“Our marriage ended when I lost respect for my husband,” Jan said thoughtfully.
“I loved that man so much. I admired him and respected him and thought the world of him. To me, he was like a movie star and a sage all rolled together. I felt so lucky to be with him.
“It took years of battering and beating before that halo fell off his head. If he hadn’t treated me the way he did, I’d still be with him, thinking the sun shone out of his … you know.”
Many stories have been told about why marriages die. Some believe it’s because both people stop trying, or the novelty is gone, or they don’t have the right communication skills.
But I believe there’s another story.
It’s a story about the loss of respect.
When you lose respect for one another, that really is the beginning of the end. That’s when the Four Horsemen rear their heads—contempt, criticism, stonewalling, and defensiveness. You lose your inhibitions. You start saying things that are deliberately cruel. You don’t feel any need to impress one another. You stop treading softly around each other’s tender places.
Many couples stay together until the bitter end, despising one another. You can remain married to someone you don’t respect. But there’s a funny thing:
When someone doesn’t respect you, it’s hard to respect them.
That’s what Jan was referring to. She thought that nothing could shake her belief in her spouse, until he started treating her like a servant instead of his queen. He mocked her, excluded her, and seemed embarrassed of her around his friends. When they fought, he told her that she disgusted him.

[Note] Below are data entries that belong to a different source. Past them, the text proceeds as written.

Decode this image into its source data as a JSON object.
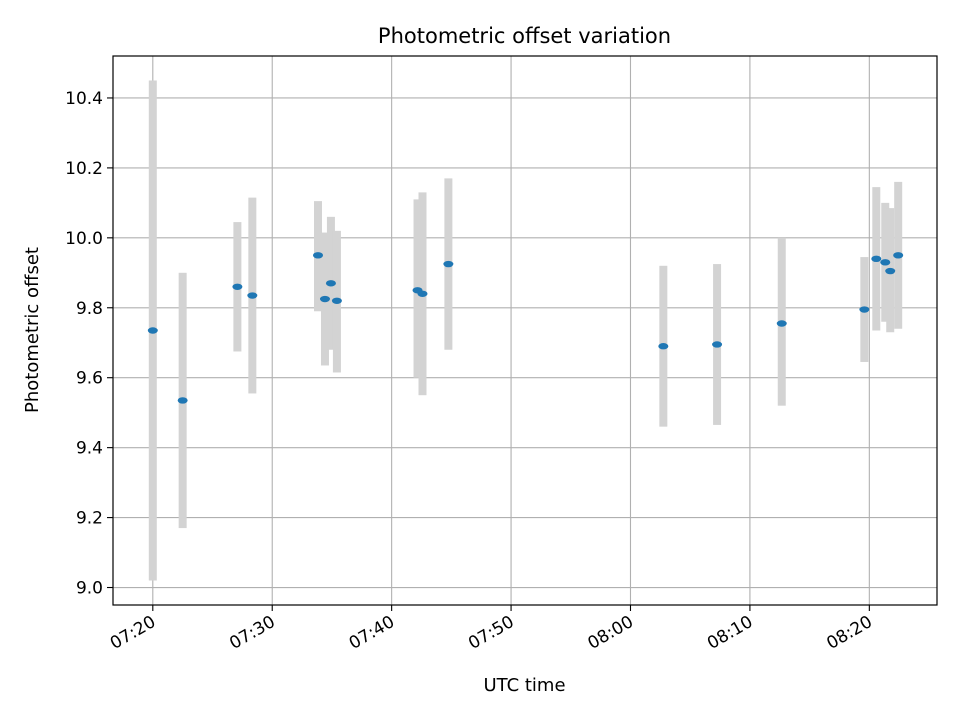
{
  "chart_data": {
    "type": "scatter",
    "title": "Photometric offset variation",
    "xlabel": "UTC time",
    "ylabel": "Photometric offset",
    "x_axis": {
      "kind": "time",
      "range": [
        "07:16:40",
        "08:25:40"
      ],
      "ticks": [
        "07:20",
        "07:30",
        "07:40",
        "07:50",
        "08:00",
        "08:10",
        "08:20"
      ]
    },
    "y_axis": {
      "range": [
        8.95,
        10.52
      ],
      "ticks": [
        "9.0",
        "9.2",
        "9.4",
        "9.6",
        "9.8",
        "10.0",
        "10.2",
        "10.4"
      ]
    },
    "grid": true,
    "colors": {
      "point": "#1f77b4",
      "errorbar": "#d3d3d3",
      "grid": "#b0b0b0"
    },
    "points": [
      {
        "time": "07:20:00",
        "y": 9.735,
        "ymin": 9.02,
        "ymax": 10.45
      },
      {
        "time": "07:22:30",
        "y": 9.535,
        "ymin": 9.17,
        "ymax": 9.9
      },
      {
        "time": "07:27:05",
        "y": 9.86,
        "ymin": 9.675,
        "ymax": 10.045
      },
      {
        "time": "07:28:20",
        "y": 9.835,
        "ymin": 9.555,
        "ymax": 10.115
      },
      {
        "time": "07:33:50",
        "y": 9.95,
        "ymin": 9.79,
        "ymax": 10.105
      },
      {
        "time": "07:34:25",
        "y": 9.825,
        "ymin": 9.635,
        "ymax": 10.015
      },
      {
        "time": "07:34:55",
        "y": 9.87,
        "ymin": 9.68,
        "ymax": 10.06
      },
      {
        "time": "07:35:25",
        "y": 9.82,
        "ymin": 9.615,
        "ymax": 10.02
      },
      {
        "time": "07:42:10",
        "y": 9.85,
        "ymin": 9.6,
        "ymax": 10.11
      },
      {
        "time": "07:42:35",
        "y": 9.84,
        "ymin": 9.55,
        "ymax": 10.13
      },
      {
        "time": "07:44:45",
        "y": 9.925,
        "ymin": 9.68,
        "ymax": 10.17
      },
      {
        "time": "08:02:45",
        "y": 9.69,
        "ymin": 9.46,
        "ymax": 9.92
      },
      {
        "time": "08:07:15",
        "y": 9.695,
        "ymin": 9.465,
        "ymax": 9.925
      },
      {
        "time": "08:12:40",
        "y": 9.755,
        "ymin": 9.52,
        "ymax": 10.0
      },
      {
        "time": "08:19:35",
        "y": 9.795,
        "ymin": 9.645,
        "ymax": 9.945
      },
      {
        "time": "08:20:35",
        "y": 9.94,
        "ymin": 9.735,
        "ymax": 10.145
      },
      {
        "time": "08:21:20",
        "y": 9.93,
        "ymin": 9.76,
        "ymax": 10.1
      },
      {
        "time": "08:21:45",
        "y": 9.905,
        "ymin": 9.73,
        "ymax": 10.085
      },
      {
        "time": "08:22:25",
        "y": 9.95,
        "ymin": 9.74,
        "ymax": 10.16
      }
    ]
  }
}
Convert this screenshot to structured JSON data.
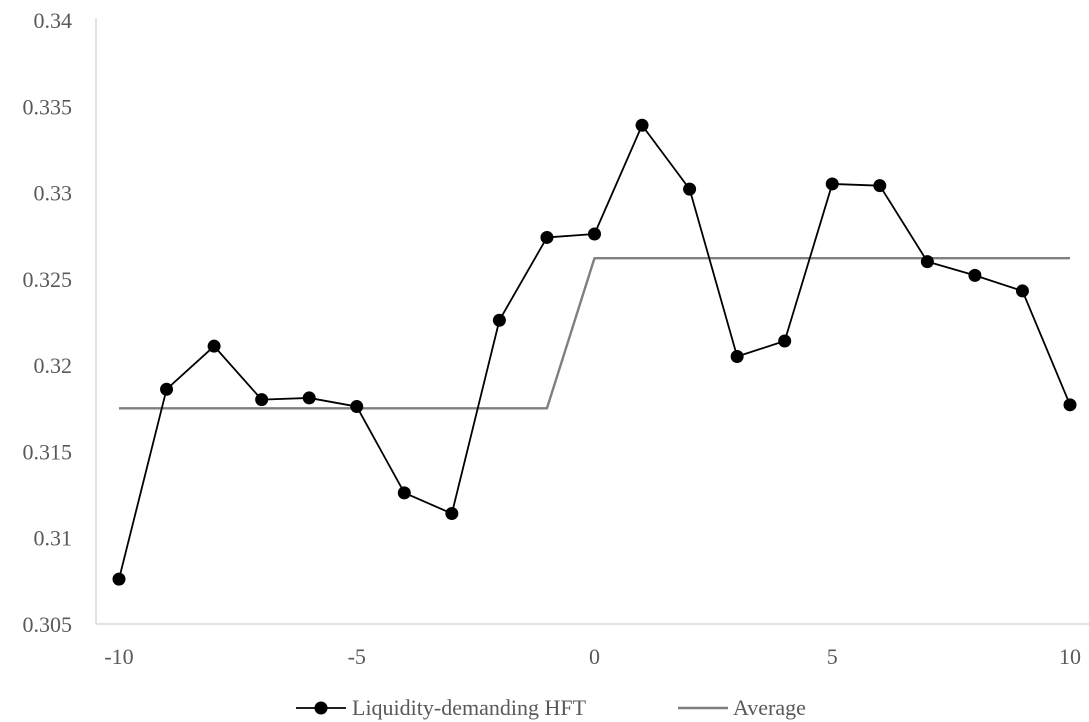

At first, his accusations hit Jan like a sack of bricks. Was she truly so awful, so terrible? Was he seeing something in her she’d hidden even to herself?
She become more compliant, more amenable, quieter. Her confidence in herself was shaken. If this man, whom she adored, was disgusted by her, then what did that say about her?
Luckily, Jan got help.
She spoke with a trusted professional and shared what was going on in her marriage. By speaking about it out loud and hearing her words reflected back to her, she could see that what was going on wasn’t entirely her fault. Her husband’s disgust in her wasn’t a source of personal shame. Rather, it was a wake-up call.
When you love someone, their behavior may appall you, but you always love them. You may speak out in criticism of what they’ve done, but your love for who they are stays strong.
That’s how Jan felt about her husband, but it wasn’t how her husband felt about her.
That’s when Jan’s respect for her husband began to crumble. Six months later, they ended their marriage.
“I couldn’t stay married to someone who didn’t respect me,” she explained. “He had no reason to treat me well. Maybe he threw me a bone or two because he was feeling generous, but it really came down to whim. He owned me, and he could do what he liked to me, because he knew I was committed to the marriage and wouldn’t leave.”
“But you did leave,” I said.
“I did.” She nodded. “I wonder if all marriages end this way. You get to know someone so well that you see all their shadows and dark places, then you stop respecting them, and they stop respecting you.”
We sat quietly for a few moments.
“Sometimes,” I said, “you see someone’s shadows and dark places, and you love them even more. They become real to you, rather than this god you’ve put on a pedestal. You want to take care of them. It’s like, you want to be the sunshine and rain that composts the crap of their lives into rich, fertile soil.”
Jan laughed. “He had a lot of crap, that’s for sure. I just wish he wasn’t so embarrassed of mine.”
“Someday,” I said, “you’ll meet someone who won’t be.”